Dynamic Programming will be very crucial in our project because we will be using DP algorithms to find the most optimal path in the Amtrak network. We will be mainly using A star’s Shortest Path Algorithm for our project, along with Prim’s or Kruskal’s algorithm to find the ideal path covering all amtrak stations. We could also use DFS to animate the trains over the path to form a gif. Our input would be the graph data structure as described above. Briefly for A* star we have time as weight for each edge (connecting two stations). The main output of A* star will be a route of nodes that has the most optimal sum of weights in our graph network and Prim’s algorithm would output the shortest path covering all Amtrak stations. Our ideal goal is O(|E| + |N|) complexity for A star algorithm in our case. (It's B^d where d represents path distance and B is average number of connections, however since we have not that many different nodes, O(|E| + |N|) is better representative of runtime complexity since most nodes would be marked visited.)

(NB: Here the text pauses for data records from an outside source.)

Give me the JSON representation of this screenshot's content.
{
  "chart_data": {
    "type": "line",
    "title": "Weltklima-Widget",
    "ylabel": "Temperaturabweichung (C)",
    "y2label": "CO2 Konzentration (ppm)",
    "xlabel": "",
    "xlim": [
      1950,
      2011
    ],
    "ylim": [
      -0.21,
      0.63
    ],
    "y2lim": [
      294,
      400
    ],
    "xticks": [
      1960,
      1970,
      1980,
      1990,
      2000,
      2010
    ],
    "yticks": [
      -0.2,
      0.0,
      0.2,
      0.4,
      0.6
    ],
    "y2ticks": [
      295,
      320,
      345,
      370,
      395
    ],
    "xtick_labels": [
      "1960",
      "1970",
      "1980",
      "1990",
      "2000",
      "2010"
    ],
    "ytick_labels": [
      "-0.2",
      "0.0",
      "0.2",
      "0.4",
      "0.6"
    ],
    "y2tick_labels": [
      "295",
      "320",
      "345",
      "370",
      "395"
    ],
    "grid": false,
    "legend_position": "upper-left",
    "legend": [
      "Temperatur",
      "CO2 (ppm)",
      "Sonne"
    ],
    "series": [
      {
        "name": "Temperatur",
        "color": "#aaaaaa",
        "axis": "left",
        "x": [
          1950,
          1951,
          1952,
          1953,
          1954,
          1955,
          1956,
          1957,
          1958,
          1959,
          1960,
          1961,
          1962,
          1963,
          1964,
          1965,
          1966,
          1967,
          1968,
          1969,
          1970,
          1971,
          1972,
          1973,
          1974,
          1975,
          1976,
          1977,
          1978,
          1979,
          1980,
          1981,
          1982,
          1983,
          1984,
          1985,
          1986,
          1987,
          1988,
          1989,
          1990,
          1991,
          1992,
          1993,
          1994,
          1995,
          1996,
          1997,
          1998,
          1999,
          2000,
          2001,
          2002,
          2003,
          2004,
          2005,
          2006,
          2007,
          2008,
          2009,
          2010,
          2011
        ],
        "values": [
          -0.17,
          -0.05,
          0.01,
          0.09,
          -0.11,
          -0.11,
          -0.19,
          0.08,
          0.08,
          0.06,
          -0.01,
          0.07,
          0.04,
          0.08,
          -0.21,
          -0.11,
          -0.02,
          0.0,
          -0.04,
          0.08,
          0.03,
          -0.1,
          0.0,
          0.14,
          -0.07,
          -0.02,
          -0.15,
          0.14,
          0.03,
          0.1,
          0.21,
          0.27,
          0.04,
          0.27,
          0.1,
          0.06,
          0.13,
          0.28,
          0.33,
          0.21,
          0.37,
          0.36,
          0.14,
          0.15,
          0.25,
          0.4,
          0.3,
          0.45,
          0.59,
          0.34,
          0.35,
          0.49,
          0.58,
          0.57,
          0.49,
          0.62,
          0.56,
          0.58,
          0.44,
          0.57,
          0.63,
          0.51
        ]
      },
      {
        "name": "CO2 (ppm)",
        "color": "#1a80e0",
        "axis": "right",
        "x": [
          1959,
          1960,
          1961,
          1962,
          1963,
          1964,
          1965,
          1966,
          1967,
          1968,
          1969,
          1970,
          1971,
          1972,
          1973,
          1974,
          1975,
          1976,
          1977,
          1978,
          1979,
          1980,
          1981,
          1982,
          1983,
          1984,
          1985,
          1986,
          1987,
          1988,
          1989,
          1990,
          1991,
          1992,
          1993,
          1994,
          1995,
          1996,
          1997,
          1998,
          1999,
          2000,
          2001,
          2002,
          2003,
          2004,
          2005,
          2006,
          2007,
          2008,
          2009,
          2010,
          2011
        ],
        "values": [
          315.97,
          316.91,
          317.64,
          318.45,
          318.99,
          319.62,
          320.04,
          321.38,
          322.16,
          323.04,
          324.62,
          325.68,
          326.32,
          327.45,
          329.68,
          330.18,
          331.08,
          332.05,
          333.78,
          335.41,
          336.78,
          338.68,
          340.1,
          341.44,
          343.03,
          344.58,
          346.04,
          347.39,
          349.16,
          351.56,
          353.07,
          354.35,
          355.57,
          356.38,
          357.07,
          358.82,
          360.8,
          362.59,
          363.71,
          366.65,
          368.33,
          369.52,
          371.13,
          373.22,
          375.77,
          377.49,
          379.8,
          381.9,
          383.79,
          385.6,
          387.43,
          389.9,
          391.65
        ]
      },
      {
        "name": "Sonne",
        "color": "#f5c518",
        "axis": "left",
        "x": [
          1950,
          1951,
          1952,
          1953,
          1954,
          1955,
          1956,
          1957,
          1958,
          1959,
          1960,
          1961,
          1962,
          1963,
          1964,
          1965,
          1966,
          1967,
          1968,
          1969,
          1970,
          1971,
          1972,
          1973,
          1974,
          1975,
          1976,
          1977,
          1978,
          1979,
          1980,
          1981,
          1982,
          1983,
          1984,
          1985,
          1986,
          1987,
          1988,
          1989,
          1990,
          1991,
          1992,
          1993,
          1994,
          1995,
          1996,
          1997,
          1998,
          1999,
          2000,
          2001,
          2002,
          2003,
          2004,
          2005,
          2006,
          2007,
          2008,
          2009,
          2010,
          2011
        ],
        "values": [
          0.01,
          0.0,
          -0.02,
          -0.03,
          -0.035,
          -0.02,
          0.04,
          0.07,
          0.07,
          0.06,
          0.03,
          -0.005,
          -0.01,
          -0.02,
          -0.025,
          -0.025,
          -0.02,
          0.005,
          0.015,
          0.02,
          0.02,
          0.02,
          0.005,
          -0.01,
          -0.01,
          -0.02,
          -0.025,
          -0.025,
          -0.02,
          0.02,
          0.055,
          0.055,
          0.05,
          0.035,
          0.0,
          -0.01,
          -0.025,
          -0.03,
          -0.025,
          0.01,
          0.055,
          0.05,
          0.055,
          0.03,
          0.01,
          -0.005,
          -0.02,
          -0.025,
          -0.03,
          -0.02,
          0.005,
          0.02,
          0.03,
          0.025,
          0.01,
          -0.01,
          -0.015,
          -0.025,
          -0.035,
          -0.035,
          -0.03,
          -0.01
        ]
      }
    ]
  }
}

The first task is acquiring the Amtrak data and performing any necessary data cleaning in order to get the dataset ready for our project. We will then be focusing on turning the dataset into a Struct and getting our data structures ready for use in our graph algorithms. The first algorithm we will tackle is A star’s Shortest Path algorithm to find the optimal path for the train. Once we implement this algorithm, we will then focus on using Prim’s or Kruskal’s algorithm to find the optimal path which covers all of the Amtrak stations. If we have time remaining, we will use DFS to animate the path of the trains in a GIF. Here is the timeline for the project:
By April 1: Prepare Amtrak data in a CSV file with relevant features, clean the data and prepare it for use
By April 8: Write all the functions signatures and descriptions to create the general outline of all the project, this would make collaboration easier and would give a sense of direction for the project.
By April 15: Then we will locate all the amtrak stations on the US map and display that, this would also help to see the common bugs in our code and be able to give us pixel offset from coordinates of the station. We should also be able to create the paths between two stations.
By April 22: Then we will finally implement A star’s algorithm to output the path which would be the vector of nodes.
By April 29: User iterator and DFS or some other algorithm depending on the situation we would create the animation of a single train over the path.
By May 6: Since time is our weight, in case we have time remaining we could add multiple trains, and change the weights dynamically based on that so that multiple trains can flow at the same time. Finally, the project should be polished and working at this time.